“How Do I Explain What I Do?”…ugh…do I have to Ms.?

I didn’t want to write this blog.  I tried to back out when a colleague approached me about it using time as an excuse (which is a completely legitimate excuse for any artist/teaching artist…but that’s another post).  But really, it wasn’t about the time. It was because I was afraid.  Afraid of writing it, afraid of not getting it right, afraid of talking about myself, afraid my voice wasn’t worth hearing.

Funny how those lessons you spend your days trying to get across to your students don’t seem to make it through your own thick ego—er–skull sometimes, huh?

So, here goes.

I use theatre for things other than putting on plays. 

I love theatre.  I love making theatre, I love seeing theatre, but what I love the most is when I see theatre’s inherent skills making guest appearances in other areas of people’s lives.  That is what I try to share with students; that theatre can be a useful tool for more than just thespian nerds.  I try to show students that the classroom—any place really—can be a space for play, and experimentation, and for exploration, and where mistakes are not just okay, but celebrated.  That’s not always easy.

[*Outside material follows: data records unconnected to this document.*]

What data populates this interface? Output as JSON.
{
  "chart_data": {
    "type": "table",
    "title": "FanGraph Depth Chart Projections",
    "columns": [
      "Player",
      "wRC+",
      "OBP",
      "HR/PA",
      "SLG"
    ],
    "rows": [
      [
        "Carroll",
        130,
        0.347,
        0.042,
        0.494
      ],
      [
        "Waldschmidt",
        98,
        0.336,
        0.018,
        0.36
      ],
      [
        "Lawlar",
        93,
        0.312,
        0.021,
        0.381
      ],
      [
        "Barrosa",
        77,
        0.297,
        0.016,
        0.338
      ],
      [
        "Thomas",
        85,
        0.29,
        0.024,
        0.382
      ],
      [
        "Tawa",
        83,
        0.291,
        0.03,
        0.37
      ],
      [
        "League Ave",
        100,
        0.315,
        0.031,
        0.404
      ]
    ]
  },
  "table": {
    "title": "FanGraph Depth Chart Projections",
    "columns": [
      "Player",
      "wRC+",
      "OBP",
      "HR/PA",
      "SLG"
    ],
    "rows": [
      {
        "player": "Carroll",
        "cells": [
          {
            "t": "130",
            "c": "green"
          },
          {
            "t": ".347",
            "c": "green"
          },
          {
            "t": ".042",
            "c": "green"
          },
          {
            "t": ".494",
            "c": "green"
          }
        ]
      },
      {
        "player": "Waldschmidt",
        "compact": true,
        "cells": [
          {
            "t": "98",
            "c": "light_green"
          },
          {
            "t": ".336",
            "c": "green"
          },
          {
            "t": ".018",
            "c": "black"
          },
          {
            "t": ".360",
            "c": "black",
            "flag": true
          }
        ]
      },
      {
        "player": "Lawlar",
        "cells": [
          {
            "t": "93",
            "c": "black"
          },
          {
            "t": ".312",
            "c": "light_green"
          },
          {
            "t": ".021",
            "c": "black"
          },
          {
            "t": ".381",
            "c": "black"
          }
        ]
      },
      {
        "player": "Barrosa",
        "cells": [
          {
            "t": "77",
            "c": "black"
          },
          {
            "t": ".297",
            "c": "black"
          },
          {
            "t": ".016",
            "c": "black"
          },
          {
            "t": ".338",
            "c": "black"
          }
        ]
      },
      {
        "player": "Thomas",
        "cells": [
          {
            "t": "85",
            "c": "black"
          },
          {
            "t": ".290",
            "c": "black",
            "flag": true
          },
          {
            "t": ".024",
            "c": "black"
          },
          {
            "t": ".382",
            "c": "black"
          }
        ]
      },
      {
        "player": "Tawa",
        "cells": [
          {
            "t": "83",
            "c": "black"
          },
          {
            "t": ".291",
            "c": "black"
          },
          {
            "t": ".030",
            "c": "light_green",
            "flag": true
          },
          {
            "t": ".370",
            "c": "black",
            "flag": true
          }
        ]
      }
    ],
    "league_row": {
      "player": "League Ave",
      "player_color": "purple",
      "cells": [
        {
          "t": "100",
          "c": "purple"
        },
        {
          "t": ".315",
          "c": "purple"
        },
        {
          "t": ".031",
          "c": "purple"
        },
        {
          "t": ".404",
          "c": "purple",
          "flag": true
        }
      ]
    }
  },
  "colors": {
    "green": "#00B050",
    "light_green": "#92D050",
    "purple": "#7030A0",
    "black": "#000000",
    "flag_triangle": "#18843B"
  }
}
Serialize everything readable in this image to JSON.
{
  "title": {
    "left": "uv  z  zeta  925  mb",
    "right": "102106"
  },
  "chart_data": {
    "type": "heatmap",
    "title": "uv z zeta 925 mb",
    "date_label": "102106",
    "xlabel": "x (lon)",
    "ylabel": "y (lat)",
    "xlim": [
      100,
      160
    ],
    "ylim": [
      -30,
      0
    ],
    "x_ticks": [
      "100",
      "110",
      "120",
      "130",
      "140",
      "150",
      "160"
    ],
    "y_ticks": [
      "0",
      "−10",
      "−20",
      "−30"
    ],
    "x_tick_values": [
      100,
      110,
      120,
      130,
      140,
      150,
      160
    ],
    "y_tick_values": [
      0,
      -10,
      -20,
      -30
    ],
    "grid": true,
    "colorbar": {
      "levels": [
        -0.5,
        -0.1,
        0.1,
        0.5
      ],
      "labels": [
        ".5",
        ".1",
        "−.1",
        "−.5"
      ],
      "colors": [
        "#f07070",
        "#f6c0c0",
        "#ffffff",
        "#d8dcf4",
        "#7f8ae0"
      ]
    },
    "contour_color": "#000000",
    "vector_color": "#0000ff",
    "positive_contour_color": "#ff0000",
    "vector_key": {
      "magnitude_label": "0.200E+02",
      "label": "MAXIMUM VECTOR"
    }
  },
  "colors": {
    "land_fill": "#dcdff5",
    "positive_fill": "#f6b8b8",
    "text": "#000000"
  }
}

In the majority of the programs I work for, students are not electing to be there.  They’ve been required to participate.  Sometimes my “cooperating” classroom teachers have not elected to have me there either.  I am most often met with apprehension, confusion, anxiety, sometimes resentment.  But, there is also curiosity and excitement.  The look of astonishment when you ask them to stand up from their chairs.  The even more astonished face when you ask them to push the desks to the side of the room.  “What is this crazy lady gonna have us do?”  I try to hone in on that curiosity and excitement.

“Try” being the operative word.  This is a job of celebrating the little victories.  Maybe these aren’t the show-stopping moments other youth theatre programs strive for, but they’re the kind of theatre skill guest appearance I love.  So, when I can get an entire class to stand in a circle in actor’s neutral (no, not leaning on the wall, or sitting on the desk, or with your arms crossed) and make eye contact with each other, I celebrate.  I celebrate because just making a circle can be a difficult task.  I celebrate because we don’t give students opportunities to look their peers in the eyes.  They look at phones, at Smart Boards, at worksheets, at text books, or computer screens, but not at the people sitting next to them.  I celebrate because of what might happen when they do look at each other.  Because I can see that standing in neutral is curious and exciting for them.  The room becomes, at once, both still and alive.

Because theatre is alive.  It doesn’t sit on the page in a textbook.  Maybe that’s why it’s so hard to explain what I do.  “I try to get students to stand in a circle and look at each other” doesn’t quite get at the point.

So, Ms., could we stand up?  Can I show you what I do?  I think that will work much better.